No wonder that, as pregnancy followed pregnancy, Sonya often felt that she was reduced to nothing but “a useless creature with morning sickness, and a big belly,…a bad temper, a battered sense of dignity, and a love which nobody wants.” But there was much to compensate for Tolstoy’s censoriousness—his high spirits and creative excitement, and the frequent occasions when, conscious of the absurdity of his suspicions, he treated her with remorseful tenderness. These compensations ceased after Tolstoy’s spiritual crisis of the late 1870s, when he finally renounced his dream of reconciling his warring drives in favor of a rigidly dualistic ethic that declared eternal war between spirit and matter. Chastity, poverty, and simplicity were now his ideals: together with the state, government, and property, the sexual drive was condemned as a manifestation of the vilest aspects of man’s nature.
Tolstoy had taught his wife and children to idealize family life and the traditions of their caste, and to accept its privileges as their right; he now denounced the family and social privilege and demanded that his wife and children conceive an empathy with and a humble admiration for the Russian peasant as the embodiment of Christian virtue. His children were bewildered, but for Sonya the way was clear. She was not prepared to “turn like a weathercock in every direction.” She had no reason to believe that her husband’s new outlook was superior to the values that he had cultivated in her for nearly twenty years, and she remained convinced that his literary work (which he now renounced on the grounds that it had no meaning for the people) was his true vocation.

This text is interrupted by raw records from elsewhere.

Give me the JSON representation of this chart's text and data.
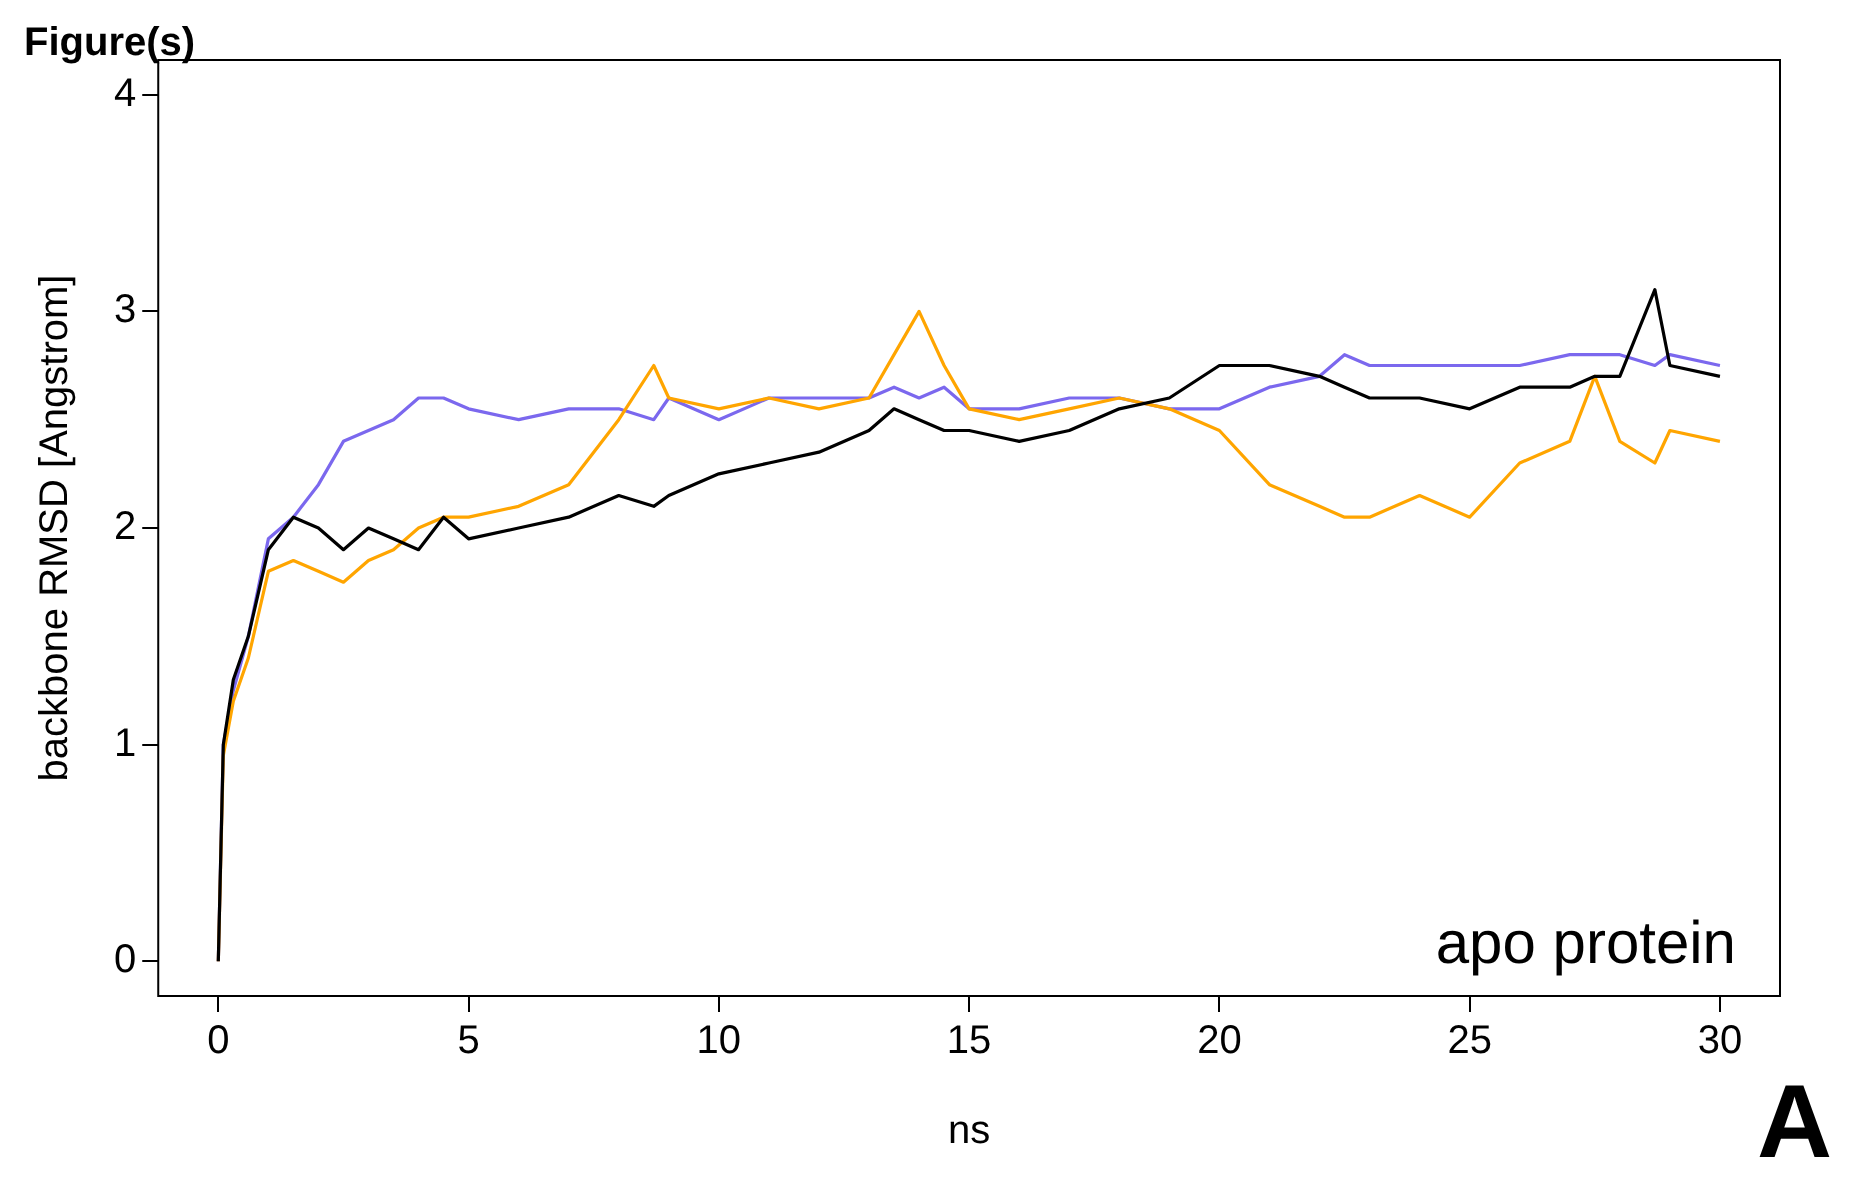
{
  "chart_data": {
    "type": "line",
    "xlabel": "ns",
    "ylabel": "backbone RMSD [Angstrom]",
    "annotations": [
      "apo protein",
      "Figure(s)",
      "A"
    ],
    "x": [
      0,
      0.1,
      0.3,
      0.6,
      1,
      1.5,
      2,
      2.5,
      3,
      3.5,
      4,
      4.5,
      5,
      6,
      7,
      8,
      8.7,
      9,
      10,
      11,
      12,
      13,
      13.5,
      14,
      14.5,
      15,
      16,
      17,
      18,
      19,
      20,
      21,
      22,
      22.5,
      23,
      24,
      25,
      26,
      27,
      27.5,
      28,
      28.7,
      29,
      30
    ],
    "series": [
      {
        "color": "#000000",
        "values": [
          0,
          1.0,
          1.3,
          1.5,
          1.9,
          2.05,
          2.0,
          1.9,
          2.0,
          1.95,
          1.9,
          2.05,
          1.95,
          2.0,
          2.05,
          2.15,
          2.1,
          2.15,
          2.25,
          2.3,
          2.35,
          2.45,
          2.55,
          2.5,
          2.45,
          2.45,
          2.4,
          2.45,
          2.55,
          2.6,
          2.75,
          2.75,
          2.7,
          2.65,
          2.6,
          2.6,
          2.55,
          2.65,
          2.65,
          2.7,
          2.7,
          3.1,
          2.75,
          2.7
        ]
      },
      {
        "color": "#ffa500",
        "values": [
          0,
          0.95,
          1.2,
          1.4,
          1.8,
          1.85,
          1.8,
          1.75,
          1.85,
          1.9,
          2.0,
          2.05,
          2.05,
          2.1,
          2.2,
          2.5,
          2.75,
          2.6,
          2.55,
          2.6,
          2.55,
          2.6,
          2.8,
          3.0,
          2.75,
          2.55,
          2.5,
          2.55,
          2.6,
          2.55,
          2.45,
          2.2,
          2.1,
          2.05,
          2.05,
          2.15,
          2.05,
          2.3,
          2.4,
          2.7,
          2.4,
          2.3,
          2.45,
          2.4
        ]
      },
      {
        "color": "#7b68ee",
        "values": [
          0,
          1.0,
          1.25,
          1.5,
          1.95,
          2.05,
          2.2,
          2.4,
          2.45,
          2.5,
          2.6,
          2.6,
          2.55,
          2.5,
          2.55,
          2.55,
          2.5,
          2.6,
          2.5,
          2.6,
          2.6,
          2.6,
          2.65,
          2.6,
          2.65,
          2.55,
          2.55,
          2.6,
          2.6,
          2.55,
          2.55,
          2.65,
          2.7,
          2.8,
          2.75,
          2.75,
          2.75,
          2.75,
          2.8,
          2.8,
          2.8,
          2.75,
          2.8,
          2.75
        ]
      }
    ],
    "xlim": [
      -1.2,
      31.2
    ],
    "xticks": [
      0,
      5,
      10,
      15,
      20,
      25,
      30
    ],
    "ylim": [
      -0.16,
      4.16
    ],
    "yticks": [
      0,
      1,
      2,
      3,
      4
    ],
    "marker": "none",
    "line_style": "solid"
  }
}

Despite the assertions of some of Tolstoy’s disciples, she was not indifferent to the plight of the masses (although her efforts to raise money for the victims of the famine of 1891 were condemned by Tolstoy on the grounds that wealth acquired by sinful means could not lead to good); but her determination to prevent her husband from surrendering his property and the rights to his works and thereby depriving their children of the education and the way of life for which he had prepared them turned the Tolstoy household into two warring camps whose divisions were illustrated by the spectacle of the “dark people”—peasants, tramps, and beggars, who slunk through the fashionable drawing room where Sonya entertained her Moscow family and friends, to the study where they were received by the unwashed sage in his peasant tunic and homemade boots.